Genèse 19.24-28 décrit la destruction de ces villes de Sodome et Gomorrhe : « Et l’Eternel dit : Le cri contre Sodome et Gomorrhe s’est accru, et leur péché est énorme. » Gen 18.20

« Ils n’étaient pas encore couchés que les gens de la ville, les gens de Sodome, entourèrent la maison, depuis les enfants jusqu’aux vieillards ; toute la population était accourue.
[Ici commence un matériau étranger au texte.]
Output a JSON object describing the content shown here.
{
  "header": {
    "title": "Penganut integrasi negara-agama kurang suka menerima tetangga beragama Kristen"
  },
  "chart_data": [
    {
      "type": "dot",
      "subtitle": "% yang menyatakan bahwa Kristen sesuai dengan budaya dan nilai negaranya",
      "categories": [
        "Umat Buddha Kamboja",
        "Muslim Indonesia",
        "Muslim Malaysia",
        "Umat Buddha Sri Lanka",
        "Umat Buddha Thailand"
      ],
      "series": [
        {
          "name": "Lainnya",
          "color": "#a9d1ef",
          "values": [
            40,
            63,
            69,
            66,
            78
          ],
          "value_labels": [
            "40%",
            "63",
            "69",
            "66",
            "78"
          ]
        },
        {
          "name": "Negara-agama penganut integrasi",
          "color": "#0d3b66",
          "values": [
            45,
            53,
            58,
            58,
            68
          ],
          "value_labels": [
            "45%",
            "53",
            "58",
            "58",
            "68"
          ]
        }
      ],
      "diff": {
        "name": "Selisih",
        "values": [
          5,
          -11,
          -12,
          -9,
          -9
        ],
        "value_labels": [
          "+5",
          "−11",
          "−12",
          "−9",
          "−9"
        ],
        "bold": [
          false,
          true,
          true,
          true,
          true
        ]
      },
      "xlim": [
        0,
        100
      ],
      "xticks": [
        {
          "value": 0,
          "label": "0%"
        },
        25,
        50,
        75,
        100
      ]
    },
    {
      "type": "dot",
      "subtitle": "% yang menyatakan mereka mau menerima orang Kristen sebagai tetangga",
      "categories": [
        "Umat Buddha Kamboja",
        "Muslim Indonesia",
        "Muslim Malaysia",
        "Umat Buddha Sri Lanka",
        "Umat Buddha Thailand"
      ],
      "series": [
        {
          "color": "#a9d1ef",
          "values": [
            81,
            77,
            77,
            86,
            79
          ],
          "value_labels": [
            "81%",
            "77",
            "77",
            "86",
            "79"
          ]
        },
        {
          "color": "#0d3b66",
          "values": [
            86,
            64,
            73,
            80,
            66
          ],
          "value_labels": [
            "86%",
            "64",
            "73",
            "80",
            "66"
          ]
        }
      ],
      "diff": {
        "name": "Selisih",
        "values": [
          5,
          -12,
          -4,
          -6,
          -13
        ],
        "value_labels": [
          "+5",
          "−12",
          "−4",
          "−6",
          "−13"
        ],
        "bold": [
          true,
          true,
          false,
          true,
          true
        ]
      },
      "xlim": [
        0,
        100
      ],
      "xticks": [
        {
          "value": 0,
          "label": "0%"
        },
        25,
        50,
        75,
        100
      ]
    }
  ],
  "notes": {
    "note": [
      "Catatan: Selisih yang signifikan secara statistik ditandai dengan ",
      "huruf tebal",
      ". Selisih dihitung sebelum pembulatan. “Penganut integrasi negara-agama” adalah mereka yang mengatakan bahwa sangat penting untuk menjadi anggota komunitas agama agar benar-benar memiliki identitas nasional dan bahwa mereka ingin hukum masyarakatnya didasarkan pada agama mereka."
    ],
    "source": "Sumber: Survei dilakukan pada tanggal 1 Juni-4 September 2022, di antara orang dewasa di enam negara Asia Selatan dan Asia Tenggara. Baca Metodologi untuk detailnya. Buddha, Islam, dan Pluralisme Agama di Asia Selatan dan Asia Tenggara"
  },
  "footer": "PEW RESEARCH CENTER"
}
Ils appelèrent Lot, et lui dirent : Où sont les hommes qui sont entrés chez toi cette nuit ? Fais-les sortir vers nous, pour que nous les connaissions ». Gen 19.4-5

Le verbe « connaître » utilisé ici, a le sens évident de relations sexuelles (comme dans la relation d’Adam et Eve en Gen 4.1). L’une des raisons principales du jugement de Dieu sur ces villes de Sodome et Gomorrhe était la gravité des péchés de ses habitants, en particulier dans le domaine sexuel. L’homosexualité est réprouvée dans ce chapitre, elle fait partie de ce « péché énorme » condamnée par Dieu en Gen 18.20. Le mot « sodomie », utilisé encore aujourd’hui, tire son origine de ce récit biblique.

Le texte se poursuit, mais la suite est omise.